Upon graduation, she had broken up with her boyfriend and “decided I needed to spread my wings, and so I came out here,” Ries said.

She began her long career as a teacher at Manch Elementary School in 1962. She would teach at Fyfe Elementary School and Garside Middle School before becoming dean of students at Garside and Knudson middle schools. In 1970, she became a dean at Valley High School and then at Chaparral High School until 1979. She was an admissions counselor for then-Vocational Tech Center (current-day Southeast Career and Technical Academy) before returning to Chaparral as assistant principal. In 1990, she took the job as principal at Valley and was selected in 1993 to open Silverado High School, where she remained until 2000, when she retired.

Ries said she noticed a lot of changes in education during her tenure, and “they aren’t all for the better, either.”

She said morale at schools is “not great” nowadays.
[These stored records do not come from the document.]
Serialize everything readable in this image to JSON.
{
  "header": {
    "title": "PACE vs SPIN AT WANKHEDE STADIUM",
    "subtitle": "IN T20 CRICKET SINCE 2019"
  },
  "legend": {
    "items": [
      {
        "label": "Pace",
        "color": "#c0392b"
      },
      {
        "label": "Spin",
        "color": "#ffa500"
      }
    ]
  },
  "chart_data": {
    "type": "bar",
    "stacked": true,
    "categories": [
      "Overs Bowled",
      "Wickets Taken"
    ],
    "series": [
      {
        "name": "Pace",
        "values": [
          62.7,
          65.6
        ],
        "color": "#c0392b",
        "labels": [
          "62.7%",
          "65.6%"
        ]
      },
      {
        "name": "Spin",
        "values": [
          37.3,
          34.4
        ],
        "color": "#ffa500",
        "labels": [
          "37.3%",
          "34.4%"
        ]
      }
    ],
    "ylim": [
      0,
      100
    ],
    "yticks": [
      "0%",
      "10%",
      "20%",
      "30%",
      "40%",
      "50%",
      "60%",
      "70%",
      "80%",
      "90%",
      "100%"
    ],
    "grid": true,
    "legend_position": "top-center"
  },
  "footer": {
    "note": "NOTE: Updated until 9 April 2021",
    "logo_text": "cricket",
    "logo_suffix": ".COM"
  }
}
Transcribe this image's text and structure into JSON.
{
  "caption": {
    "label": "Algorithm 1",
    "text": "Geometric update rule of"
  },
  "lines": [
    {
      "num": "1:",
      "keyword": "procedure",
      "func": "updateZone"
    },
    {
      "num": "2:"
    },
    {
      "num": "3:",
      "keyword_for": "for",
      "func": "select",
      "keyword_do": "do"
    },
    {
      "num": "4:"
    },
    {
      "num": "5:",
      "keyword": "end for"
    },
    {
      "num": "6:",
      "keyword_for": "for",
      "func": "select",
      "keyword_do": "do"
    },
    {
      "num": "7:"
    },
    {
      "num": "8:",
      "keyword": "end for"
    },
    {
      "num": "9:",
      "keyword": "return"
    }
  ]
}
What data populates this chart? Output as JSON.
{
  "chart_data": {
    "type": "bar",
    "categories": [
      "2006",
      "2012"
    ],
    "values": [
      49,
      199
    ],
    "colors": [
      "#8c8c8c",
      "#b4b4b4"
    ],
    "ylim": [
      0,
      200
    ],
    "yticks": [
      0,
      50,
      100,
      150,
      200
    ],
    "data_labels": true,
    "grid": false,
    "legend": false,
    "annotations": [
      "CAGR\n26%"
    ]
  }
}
“They have teachers giving so many tests that they don’t have time to teach,” she said. “... I wish teachers had more time to teach and fewer students in the classroom. Until more money goes into education they’re stuck.”

Even in retirement, Ries mentored new principals and served as a substitute principal at several schools when one was needed. She has not done so this school year but said she probably will do more of that next school year.

“I feel if I can give back at all that’s something I need to do because I’ve received so much, and I just need to give back,” Ries said.

She said her favorite position was as dean of students “because (she) could work with all the kids who were having problems.”

One of Ries’ oldest friends, Cindi Davis, met her when she was beginning her career as a student-teacher at Chaparral in 1984. Davis said Ries always was focused on students first.

“She’s so passionate and so loyal to doing right for kids,” Davis said. “That’s always been her focus: what’s best for kids.”

Ries enjoys playing golf and traveling. She has been all over the world, recently taking a trip through the Panama Canal. She plans to spend June on a beach in San Diego.

Ries said that being a namesake of a school is “the most humbling experience of (her) entire life.”

“I say when they’re naming schools after me they must have been running out of names,” she said.

Ries visits the school three or four times per month to read to students or attend special events. A student once asked Ries if her parents named her after the school.

Ries’ unusual first name can be credited to three people. Her dad’s name was Al, and her uncle’s was Deane. Her mom put them together to name her daughter.